Pretty strong stuff, then! All of it made me think to myself – was I right to tell people? Should I have ‘kept my dignity’ and stayed silent? I did just that for more than 12 months before letting out the news on Facebook, but had spent a good portion of that silence trying to urge myself to go public.

I knew that old friends genuinely cared about my wellbeing, and I wanted people to have an explanation when they saw me in the street and wondered: “God, Matt looks ill doesn’t he!” I had reached the stage where cancer was affecting my everyday life too much for it to stay hidden any longer.

It took me a year to have what I thought was the courage to do it. A friend of mine has had cancer and hasn’t told a soul about it. I’ve often thought of how brave they are – keeping news like that to themselves and getting on with daily life. Yet, when I went public, their first reaction was to tell me how brave I was.

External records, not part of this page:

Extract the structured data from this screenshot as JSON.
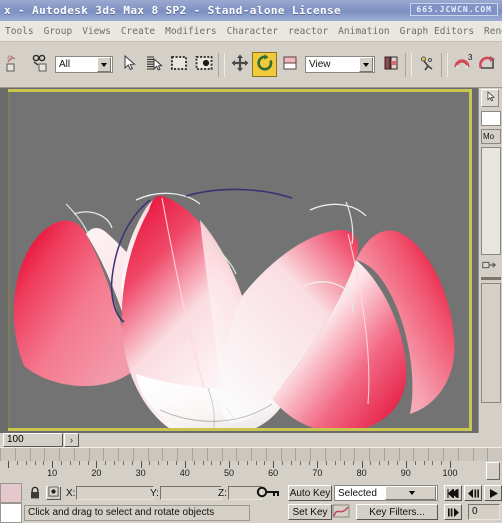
{
  "window": {
    "title": "x  -  Autodesk 3ds Max 8 SP2  -  Stand-alone License",
    "watermark": "665.JCWCN.COM"
  },
  "menu": {
    "items": [
      {
        "label": "Tools"
      },
      {
        "label": "Group"
      },
      {
        "label": "Views"
      },
      {
        "label": "Create"
      },
      {
        "label": "Modifiers"
      },
      {
        "label": "Character"
      },
      {
        "label": "reactor"
      },
      {
        "label": "Animation"
      },
      {
        "label": "Graph Editors"
      },
      {
        "label": "Renderi"
      }
    ]
  },
  "toolbar": {
    "selection_filter_value": "All",
    "coord_system_value": "View",
    "buttons": [
      {
        "name": "select-and-link",
        "icon": "link-icon"
      },
      {
        "name": "unlink-selection",
        "icon": "unlink-icon"
      },
      {
        "name": "select-object",
        "icon": "arrow-cursor-icon"
      },
      {
        "name": "select-by-name",
        "icon": "select-by-name-icon"
      },
      {
        "name": "rectangular-selection-region",
        "icon": "marquee-rect-icon"
      },
      {
        "name": "window-crossing",
        "icon": "window-crossing-icon"
      },
      {
        "name": "select-and-move",
        "icon": "move-arrows-icon"
      },
      {
        "name": "select-and-rotate",
        "icon": "rotate-arrow-icon",
        "active": true
      },
      {
        "name": "select-and-scale",
        "icon": "scale-icon"
      },
      {
        "name": "use-pivot-point-center",
        "icon": "pivot-center-icon"
      },
      {
        "name": "mirror",
        "icon": "mirror-icon"
      },
      {
        "name": "align",
        "icon": "align-icon"
      },
      {
        "name": "manipulate",
        "icon": "manipulate-icon"
      },
      {
        "name": "snap-toggle",
        "icon": "snap-magnet-3-icon"
      },
      {
        "name": "angle-snap-toggle",
        "icon": "angle-snap-icon"
      }
    ]
  },
  "command_panel": {
    "modifier_list_label": "Mo"
  },
  "viewport": {
    "label": "",
    "scene_object": "lotus-flower",
    "background_color": "#737373",
    "active_border_color": "#c8c64f",
    "petal_colors": {
      "deep": "#e8294a",
      "mid": "#f06a86",
      "light": "#fbe2e6",
      "white": "#ffffff"
    }
  },
  "timeline": {
    "frame_field_value": "100",
    "frame_arrow": "›",
    "ruler_labels": [
      "10",
      "20",
      "30",
      "40",
      "50",
      "60",
      "70",
      "80",
      "90",
      "100"
    ],
    "ruler_values": [
      10,
      20,
      30,
      40,
      50,
      60,
      70,
      80,
      90,
      100
    ]
  },
  "status_bar": {
    "lock_icon": "lock-icon",
    "selection_icon": "selection-lock-icon",
    "coords": [
      {
        "label": "X:",
        "value": ""
      },
      {
        "label": "Y:",
        "value": ""
      },
      {
        "label": "Z:",
        "value": ""
      }
    ],
    "key_icon": "key-icon",
    "prompt": "Click and drag to select and rotate objects"
  },
  "animation_bar": {
    "auto_key_label": "Auto Key",
    "set_key_label": "Set Key",
    "selected_value": "Selected",
    "key_filters_label": "Key Filters...",
    "curve_icon": "function-curve-icon",
    "nav": [
      {
        "name": "go-to-start-button",
        "glyph": "⏮"
      },
      {
        "name": "previous-frame-button",
        "glyph": "◂II"
      },
      {
        "name": "play-animation-button",
        "glyph": "▶"
      },
      {
        "name": "next-frame-button",
        "glyph": "II▸"
      }
    ],
    "current_frame": "0"
  }
}
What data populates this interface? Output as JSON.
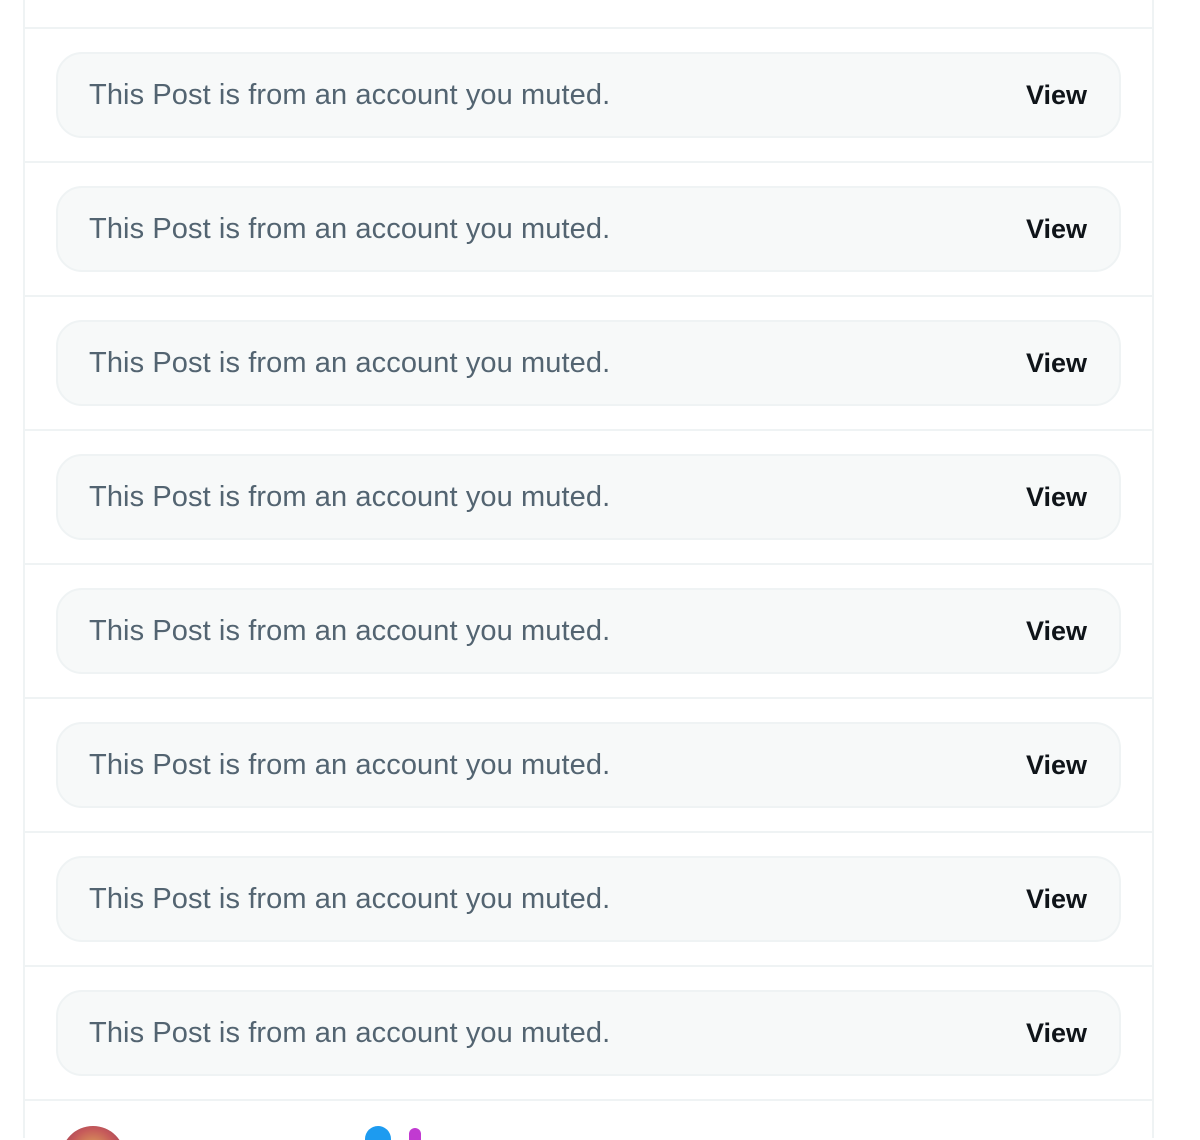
{
  "muted_posts": [
    {
      "message": "This Post is from an account you muted.",
      "action_label": "View"
    },
    {
      "message": "This Post is from an account you muted.",
      "action_label": "View"
    },
    {
      "message": "This Post is from an account you muted.",
      "action_label": "View"
    },
    {
      "message": "This Post is from an account you muted.",
      "action_label": "View"
    },
    {
      "message": "This Post is from an account you muted.",
      "action_label": "View"
    },
    {
      "message": "This Post is from an account you muted.",
      "action_label": "View"
    },
    {
      "message": "This Post is from an account you muted.",
      "action_label": "View"
    },
    {
      "message": "This Post is from an account you muted.",
      "action_label": "View"
    }
  ],
  "next_post": {
    "author_name": "",
    "author_handle": "",
    "verified_icon": "verified-badge-icon",
    "emoji_icon": "emoji-icon"
  },
  "colors": {
    "muted_text": "#536471",
    "view_text": "#0f1419",
    "box_bg": "#f7f9f9",
    "divider": "#eff3f4",
    "verified": "#1d9bf0"
  }
}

Strange how we see things differently.

I know those who used the word ‘dignified’ did so in an innocent fashion, but I do wish people would take a step back sometimes and think about what they are writing. The problem is, of course, that it takes an event such as finding out you have cancer to realise how you can impact on others.

Before all this, I saw everything in such black and white. Every opinion came so easily. But I’m not so ignorant now, thankfully. I’m not always right, and not everything is black and white.

And I prefer it this way. It’s one of the positives to come from this, I think, to have the ability to know what’s important and take a step back in a situation before acting. To see things from other people’s perspectives and know that everyone is fighting their own secret battle, and to not judge them without knowing all the facts.

I like to think it’s having that attitude – and not the decision on whether to go public or not – that defines whether someone has dignity or not. To not just be worthy of honour or respect yourself – but to value, honour and respect the people around you, too.